The Americas Committee for Treatment and Research in Multiple Sclerosis (ACTRIMS) Forum 2016 starts today, Feb. 18, in New Orleans, Louisiana, and runs through Saturday, Feb. 20. The opening day’s Session 1, titled “Emerging Concepts in MS,” places special focus on cutting-edge studies on the pathogenic mechanisms in multiple sclerosis (MS), new measures of disease activity, and treatment options.
In this session, Nathaniel Lizak from the University of Melbourne and Monash University, will present potentially important data on the effects of immunotherapies in disability progression. His talk is titled, “Immunomodulatory therapy slows accumulation of disability in moderately advanced multiple sclerosis.”
The research builds on data from the MSBase, a large international observational MS cohort study.
Three large previous studies have suggested that once disease trajectories reach a moderate stage — defined as the transition from Expanded Disability Status Scale (EDSS) phase three or four to six — the disease is at a new stage and driven by neurodegeneration. The implication is that once the disease reaches this phase, a therapy no longer has any effect on disease progression. The results of these earlier studies were, however, contradictory, and no analysis of variability had been performed.
The research team set out to investigate variability and predictability of the course of disability in moderately advanced MS. They also aimed to establish if it is possible to modify the accumulation of disability with immunomodulatory treatment.

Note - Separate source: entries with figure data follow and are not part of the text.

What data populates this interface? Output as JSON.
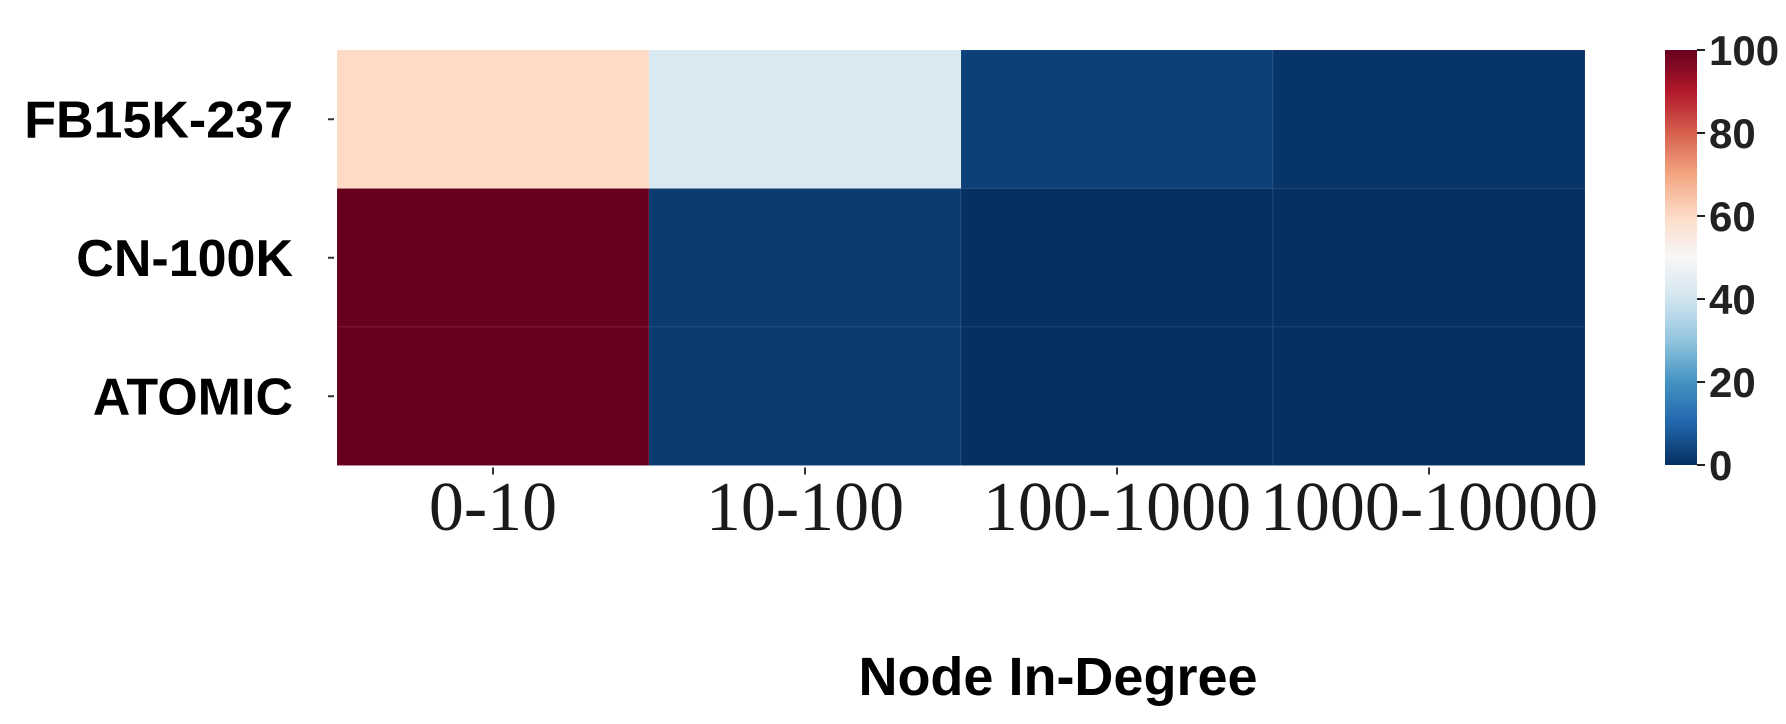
{
  "chart_data": {
    "type": "heatmap",
    "xlabel": "Node In-Degree",
    "ylabel": "",
    "x_categories": [
      "0-10",
      "10-100",
      "100-1000",
      "1000-10000"
    ],
    "y_categories": [
      "FB15K-237",
      "CN-100K",
      "ATOMIC"
    ],
    "values": [
      [
        60,
        42,
        3,
        1
      ],
      [
        100,
        2,
        0,
        0
      ],
      [
        100,
        2,
        0,
        0
      ]
    ],
    "colorbar": {
      "range": [
        0,
        100
      ],
      "ticks": [
        0,
        20,
        40,
        60,
        80,
        100
      ],
      "colormap": "RdBu_r",
      "low_color": "#053061",
      "mid_color": "#f7f7f7",
      "high_color": "#67001f"
    },
    "legend": "colorbar on the right"
  }
}
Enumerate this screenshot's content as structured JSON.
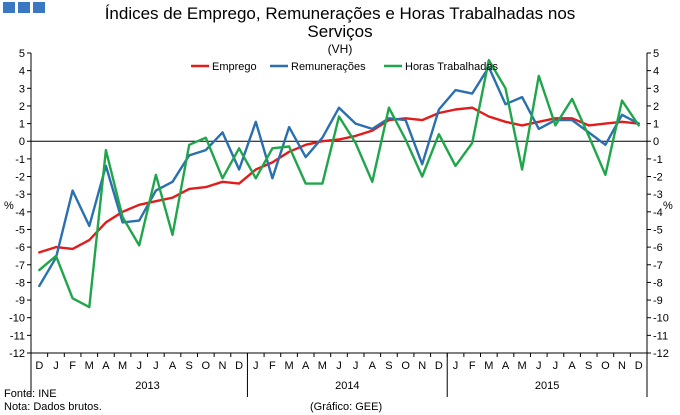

Data was extracted from the MSBase and divided relapse-onset MS patients into three groups based on their EDSS scores at a defined baseline. The researchers included data on patients who had reached an EDSS score of 3, 4, or 6, and analyzed patient data 12 months before this baseline through to outcome EDSS scores of 6 or 6.5. In total, 1,560 patients with EDSS scores of 3-6, 1,504 patients with scores 4-6, and 1,231 patients with scores 6-6.5 were included in the study.
Results showed that before and after the baseline time point, the course of disability was highly variable, and the researchers found no associations between pre- and post-baseline disability trajectories. They also noted that a higher rate of yearly relapses increased the risk of disability progression, and that inflammation is a key driver of disability in moderately advanced MS.
Also, patients who persisted shorter times on higher efficacy immunomodulatory treatment during each phase had an increased probability of reaching the outcome EDSS score. The team, however, could not prove these associations for the relapses and therapy before the baseline.
Higher efficacy therapies were defined as treatment with natalizumab (Tysabri), fingolimod (Gilenya), alemtuzumab (Lemtrada), dimethyl fumarate (Tecfidera), cladribine (Leustatin), rituximab (Rituxan), or mitoxantrone (Novantrone).
The study concludes that disability accumulation during moderately advanced MS is highly variable, and not dependent on how the disease developed at an earlier stage. The data also contradicts the practice of discontinuing treatment once MS patients have reached higher EDSS scores, by clearly showing that immunomodulatory treatment prevents disability accumulation.